Friday, 19 October 2012

Joe's Apple Pie

 When I was a kid my parents owned a restaurant called ‘Joe’s Lunch’.  My dad had learned to cook during the war and he ran   the kitchen of our restaurant. I was pretty young then but I do have some fond memories from that time in my life.

One thing my dad taught me, when I was quite young was to make pie pastry. At the restaurant, he made about thirty plus pies per day.  He never used a recipe but I remember to this day what he said, “That all of the ingredients had to be really cold to make the best pastry.” My father used lard for pie dough. I think that it still makes the best crust, flaky and tasty.  Aside from the fat content and calories eating it once in awhile is a treat.

I remember my dad and me standing in our kitchen.  We both wore white aprons.  Dad pulled a large pottery bowl down from the cupboard. In it, he mixed the pie dough ingredients quickly. We had a large wooden pastry and pasta board. My father put that onto the kitchen table to roll the dough out.  I got to have the bits and pieces that were left over to roll and sprinkle with cinnamon sugar.  Since apple is my favourite pie, here is my dad’s recipe:

Joe’s Apple Pie
2 1/4 cups all-purpose flour, chilled  
1 teaspoon salt
3/4 cup chilled natural lard
1/3 cup ice water
In a large bowl using two table knives, cut the cold lard into the flour and salt. The mixture should end up being the size of   peas. Divide the dough in half and shape both halves into thick disks.    Refrigerate the pastry in a bowl covered with a damp towel while you make your filling.

6 pie apples
1 teaspoon lemon juice
1 cup sugar
1 teaspoon cinnamon
2 tablespoon flour  
Peel, core and slice the apples. Dad used Spy’s but other varieties like Granny Smith also taste great. Sprinkle the apples with about one teaspoon of lemon juice.  This not only adds to the flavour but also keeps the apples from turning brown. Sprinkle the apples with 1 cup of sugar, 1 teaspoon of cinnamon, 2 tablespoons of flour. Stir the apples so that they are covered with all of the ingredients.    

Flour the pastry board generously as well as the rolling pin.  Roll one of the pastry disks 2 inches larger than an inverted pie plate with a floured rolling pin. Roll from the centre out. Don't use the rolling pin to go back and forth, move counter-clockwise, repeat. You want the crust as evenly rolled as you can.

Fold pastry into quarter folds and ease into pie plate, pressing firmly against bottom and sides of pie plate.  Take the apples and mound them into the pie plate, dot with butter.  Roll the top dough and follow the same instructions as for the bottom.  Place over the top of the pie making sure to seal the edges.  Use a fork to pierce various holes into the top of the pie. 

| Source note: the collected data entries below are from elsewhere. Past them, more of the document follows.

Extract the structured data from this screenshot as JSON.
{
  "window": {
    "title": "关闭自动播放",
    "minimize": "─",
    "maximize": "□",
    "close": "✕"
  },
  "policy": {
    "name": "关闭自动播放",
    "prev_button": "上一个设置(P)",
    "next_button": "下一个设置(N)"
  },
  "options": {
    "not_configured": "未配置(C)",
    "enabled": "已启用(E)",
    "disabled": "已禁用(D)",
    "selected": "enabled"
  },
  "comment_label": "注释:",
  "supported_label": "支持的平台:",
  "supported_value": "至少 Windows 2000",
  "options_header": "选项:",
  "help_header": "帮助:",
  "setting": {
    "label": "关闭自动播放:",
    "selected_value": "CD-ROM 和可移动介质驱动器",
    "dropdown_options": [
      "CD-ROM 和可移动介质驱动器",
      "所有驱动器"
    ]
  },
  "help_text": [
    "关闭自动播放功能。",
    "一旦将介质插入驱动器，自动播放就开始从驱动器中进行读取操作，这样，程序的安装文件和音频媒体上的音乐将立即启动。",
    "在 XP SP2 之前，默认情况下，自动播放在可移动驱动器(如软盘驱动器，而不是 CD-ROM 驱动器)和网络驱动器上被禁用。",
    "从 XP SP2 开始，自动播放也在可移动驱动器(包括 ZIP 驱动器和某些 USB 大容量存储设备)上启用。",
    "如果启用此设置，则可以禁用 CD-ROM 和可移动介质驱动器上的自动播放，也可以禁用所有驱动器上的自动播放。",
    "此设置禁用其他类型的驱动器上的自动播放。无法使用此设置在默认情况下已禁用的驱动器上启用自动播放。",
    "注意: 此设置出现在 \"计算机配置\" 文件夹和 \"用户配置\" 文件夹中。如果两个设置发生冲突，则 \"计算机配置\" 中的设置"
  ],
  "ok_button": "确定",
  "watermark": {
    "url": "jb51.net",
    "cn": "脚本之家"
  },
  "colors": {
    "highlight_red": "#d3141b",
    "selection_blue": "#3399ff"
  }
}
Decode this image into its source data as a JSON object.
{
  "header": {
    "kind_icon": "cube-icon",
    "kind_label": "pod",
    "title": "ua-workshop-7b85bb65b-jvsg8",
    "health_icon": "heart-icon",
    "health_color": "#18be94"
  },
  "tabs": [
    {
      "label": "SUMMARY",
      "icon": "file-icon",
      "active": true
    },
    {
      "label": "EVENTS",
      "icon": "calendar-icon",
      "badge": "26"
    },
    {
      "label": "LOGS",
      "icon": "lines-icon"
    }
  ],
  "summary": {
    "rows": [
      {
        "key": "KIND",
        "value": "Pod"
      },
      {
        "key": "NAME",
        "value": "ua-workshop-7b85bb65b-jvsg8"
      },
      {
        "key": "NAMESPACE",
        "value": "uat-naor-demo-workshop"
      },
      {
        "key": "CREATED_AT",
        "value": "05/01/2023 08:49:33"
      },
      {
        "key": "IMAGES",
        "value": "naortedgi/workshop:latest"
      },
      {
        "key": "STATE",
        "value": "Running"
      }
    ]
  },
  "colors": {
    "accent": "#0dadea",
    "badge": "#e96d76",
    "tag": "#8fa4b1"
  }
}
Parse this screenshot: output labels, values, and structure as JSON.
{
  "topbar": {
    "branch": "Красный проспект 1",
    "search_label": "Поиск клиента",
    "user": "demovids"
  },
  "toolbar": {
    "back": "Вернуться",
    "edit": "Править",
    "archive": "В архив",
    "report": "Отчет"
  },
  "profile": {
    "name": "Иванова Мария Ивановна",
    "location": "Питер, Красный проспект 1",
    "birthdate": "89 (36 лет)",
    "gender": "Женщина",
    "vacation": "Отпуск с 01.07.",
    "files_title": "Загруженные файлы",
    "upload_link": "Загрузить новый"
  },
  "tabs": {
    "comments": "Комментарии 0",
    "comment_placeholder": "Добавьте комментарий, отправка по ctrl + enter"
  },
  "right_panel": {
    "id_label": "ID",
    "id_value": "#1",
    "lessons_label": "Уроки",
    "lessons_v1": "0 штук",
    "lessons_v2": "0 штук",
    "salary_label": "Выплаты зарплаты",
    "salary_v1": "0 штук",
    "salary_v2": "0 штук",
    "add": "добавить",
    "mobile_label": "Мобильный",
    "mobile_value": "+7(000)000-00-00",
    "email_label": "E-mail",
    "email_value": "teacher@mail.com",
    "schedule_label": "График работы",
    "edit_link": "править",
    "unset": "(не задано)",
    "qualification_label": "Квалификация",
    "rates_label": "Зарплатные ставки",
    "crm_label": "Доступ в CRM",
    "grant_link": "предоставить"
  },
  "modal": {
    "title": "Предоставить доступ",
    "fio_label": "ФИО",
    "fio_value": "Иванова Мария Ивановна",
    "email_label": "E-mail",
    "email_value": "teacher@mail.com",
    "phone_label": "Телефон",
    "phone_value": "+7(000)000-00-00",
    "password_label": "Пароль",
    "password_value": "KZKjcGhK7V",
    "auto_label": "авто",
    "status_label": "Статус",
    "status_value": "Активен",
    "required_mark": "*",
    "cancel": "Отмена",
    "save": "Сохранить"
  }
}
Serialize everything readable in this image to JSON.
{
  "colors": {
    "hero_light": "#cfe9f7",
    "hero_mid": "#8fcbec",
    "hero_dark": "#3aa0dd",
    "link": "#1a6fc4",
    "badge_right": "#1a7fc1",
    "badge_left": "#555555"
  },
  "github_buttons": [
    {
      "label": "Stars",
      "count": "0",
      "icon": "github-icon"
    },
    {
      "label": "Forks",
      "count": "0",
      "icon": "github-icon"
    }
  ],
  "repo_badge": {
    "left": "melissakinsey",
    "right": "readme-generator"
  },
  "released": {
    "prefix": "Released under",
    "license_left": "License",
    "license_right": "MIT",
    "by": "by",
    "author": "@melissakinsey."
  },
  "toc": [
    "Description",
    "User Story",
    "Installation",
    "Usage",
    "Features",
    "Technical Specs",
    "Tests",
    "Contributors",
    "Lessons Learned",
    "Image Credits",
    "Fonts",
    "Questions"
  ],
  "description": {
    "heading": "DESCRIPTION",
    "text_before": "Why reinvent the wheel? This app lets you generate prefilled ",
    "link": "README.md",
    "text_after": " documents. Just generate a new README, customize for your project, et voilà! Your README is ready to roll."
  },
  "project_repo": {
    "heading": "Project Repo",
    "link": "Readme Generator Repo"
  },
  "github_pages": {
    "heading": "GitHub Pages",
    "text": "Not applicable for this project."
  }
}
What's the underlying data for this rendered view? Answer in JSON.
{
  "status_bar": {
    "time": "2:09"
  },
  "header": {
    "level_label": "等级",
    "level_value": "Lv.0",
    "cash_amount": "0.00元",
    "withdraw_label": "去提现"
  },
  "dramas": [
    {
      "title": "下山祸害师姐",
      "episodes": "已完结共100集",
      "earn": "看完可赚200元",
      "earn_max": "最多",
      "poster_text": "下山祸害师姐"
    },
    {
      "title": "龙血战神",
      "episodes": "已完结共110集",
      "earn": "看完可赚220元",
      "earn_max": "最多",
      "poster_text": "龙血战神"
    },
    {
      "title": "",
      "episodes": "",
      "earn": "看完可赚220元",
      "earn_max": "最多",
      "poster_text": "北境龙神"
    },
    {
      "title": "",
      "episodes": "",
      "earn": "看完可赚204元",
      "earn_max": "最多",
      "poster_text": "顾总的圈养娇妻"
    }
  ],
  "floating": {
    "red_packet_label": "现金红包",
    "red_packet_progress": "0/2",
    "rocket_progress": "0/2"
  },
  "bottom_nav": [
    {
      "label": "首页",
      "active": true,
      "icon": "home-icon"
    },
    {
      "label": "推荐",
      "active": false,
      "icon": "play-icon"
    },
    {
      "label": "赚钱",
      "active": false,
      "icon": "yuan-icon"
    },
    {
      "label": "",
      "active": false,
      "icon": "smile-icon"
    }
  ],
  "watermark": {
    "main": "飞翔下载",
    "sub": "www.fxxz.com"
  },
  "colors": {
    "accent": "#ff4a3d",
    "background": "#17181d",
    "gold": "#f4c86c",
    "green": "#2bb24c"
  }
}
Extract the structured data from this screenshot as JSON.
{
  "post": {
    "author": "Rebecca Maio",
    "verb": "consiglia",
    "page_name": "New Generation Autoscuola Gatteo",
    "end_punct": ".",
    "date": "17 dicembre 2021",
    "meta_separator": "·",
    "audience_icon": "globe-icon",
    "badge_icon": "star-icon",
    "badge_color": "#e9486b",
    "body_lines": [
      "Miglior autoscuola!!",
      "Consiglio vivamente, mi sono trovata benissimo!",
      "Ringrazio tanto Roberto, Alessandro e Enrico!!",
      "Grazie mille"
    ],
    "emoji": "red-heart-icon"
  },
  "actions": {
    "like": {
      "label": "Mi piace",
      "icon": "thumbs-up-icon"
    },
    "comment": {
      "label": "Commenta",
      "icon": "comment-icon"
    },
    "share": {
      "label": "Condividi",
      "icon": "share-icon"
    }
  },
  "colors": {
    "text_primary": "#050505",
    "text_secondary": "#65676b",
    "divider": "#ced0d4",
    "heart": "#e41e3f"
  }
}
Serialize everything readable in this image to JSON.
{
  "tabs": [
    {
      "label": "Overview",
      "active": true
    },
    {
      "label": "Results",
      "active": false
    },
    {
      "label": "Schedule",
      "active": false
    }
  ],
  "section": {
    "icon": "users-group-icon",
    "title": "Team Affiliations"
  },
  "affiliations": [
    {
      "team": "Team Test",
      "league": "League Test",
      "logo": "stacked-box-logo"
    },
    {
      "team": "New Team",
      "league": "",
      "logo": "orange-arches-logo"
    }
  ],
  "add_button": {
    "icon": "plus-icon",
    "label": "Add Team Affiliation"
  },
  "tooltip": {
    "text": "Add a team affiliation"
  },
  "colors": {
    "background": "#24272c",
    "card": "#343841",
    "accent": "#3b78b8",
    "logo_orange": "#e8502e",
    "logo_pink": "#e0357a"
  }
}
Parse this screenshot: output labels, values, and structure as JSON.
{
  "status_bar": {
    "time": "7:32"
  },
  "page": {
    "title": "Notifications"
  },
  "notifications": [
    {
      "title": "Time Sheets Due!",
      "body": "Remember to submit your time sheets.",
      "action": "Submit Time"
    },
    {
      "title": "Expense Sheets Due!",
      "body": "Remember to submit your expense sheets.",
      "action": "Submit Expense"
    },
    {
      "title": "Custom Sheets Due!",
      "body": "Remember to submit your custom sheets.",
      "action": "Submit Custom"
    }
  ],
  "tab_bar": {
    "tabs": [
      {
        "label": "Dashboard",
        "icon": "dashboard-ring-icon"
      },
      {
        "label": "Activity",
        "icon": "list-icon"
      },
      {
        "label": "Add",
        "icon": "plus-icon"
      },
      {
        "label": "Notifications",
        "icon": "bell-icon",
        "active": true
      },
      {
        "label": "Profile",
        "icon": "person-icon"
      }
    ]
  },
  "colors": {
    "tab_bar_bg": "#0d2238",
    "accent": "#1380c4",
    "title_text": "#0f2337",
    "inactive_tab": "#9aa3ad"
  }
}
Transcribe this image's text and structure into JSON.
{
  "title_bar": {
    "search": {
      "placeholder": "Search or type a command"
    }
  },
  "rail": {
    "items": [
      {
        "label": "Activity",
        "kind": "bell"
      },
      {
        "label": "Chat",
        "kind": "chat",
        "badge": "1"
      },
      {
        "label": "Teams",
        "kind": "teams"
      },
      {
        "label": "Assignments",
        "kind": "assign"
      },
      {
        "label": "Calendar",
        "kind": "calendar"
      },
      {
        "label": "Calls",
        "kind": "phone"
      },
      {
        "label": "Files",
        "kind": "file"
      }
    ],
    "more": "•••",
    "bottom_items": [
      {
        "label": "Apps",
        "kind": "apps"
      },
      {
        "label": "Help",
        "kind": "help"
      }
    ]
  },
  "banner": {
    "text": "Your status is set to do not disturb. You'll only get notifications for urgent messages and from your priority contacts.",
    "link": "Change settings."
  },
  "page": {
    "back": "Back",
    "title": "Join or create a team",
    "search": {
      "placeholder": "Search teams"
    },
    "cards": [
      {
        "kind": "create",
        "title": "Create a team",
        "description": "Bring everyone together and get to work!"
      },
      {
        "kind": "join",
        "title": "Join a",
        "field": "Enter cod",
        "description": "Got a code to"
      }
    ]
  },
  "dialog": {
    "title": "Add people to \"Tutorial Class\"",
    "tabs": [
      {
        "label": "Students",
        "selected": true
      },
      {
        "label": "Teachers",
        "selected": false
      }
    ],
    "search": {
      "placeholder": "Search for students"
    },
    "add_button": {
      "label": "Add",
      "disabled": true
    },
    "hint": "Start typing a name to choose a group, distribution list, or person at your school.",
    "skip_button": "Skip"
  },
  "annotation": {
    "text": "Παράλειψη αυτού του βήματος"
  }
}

Bake at 350 degrees F. for about an hour.  Each oven will vary so make sure that it is a golden brown colour and that the filling is bubbling and thickened. Let cool on rack.  Serve with vanilla ice-cream.

This recipe for an apple pie is not that unique.  What makes it special for me is that my dad and I made them together.  My dad passed away last week on October 11th, 2012 in his 86th year.  It’s the little pleasantries in life that we remember.  I love you dad and miss you!

In Loving Memory of Joseph Vegso

Leftovers in their less visible form are called memories.  Stored in the refrigerator of the mind and the cupboard of the heart. 
 Thomas Fuller


Ian said...

Gloria – so glad that you are able to write about your dad. I’m sure you are flooded with memories at this time. God bless you!

Teri Flatley said...

A lovely tribute to your Dad.

Flor said...

Dear Gloria, God bless your wonderful heart! This is certainly the best tribute.... and I will be trying the recipe!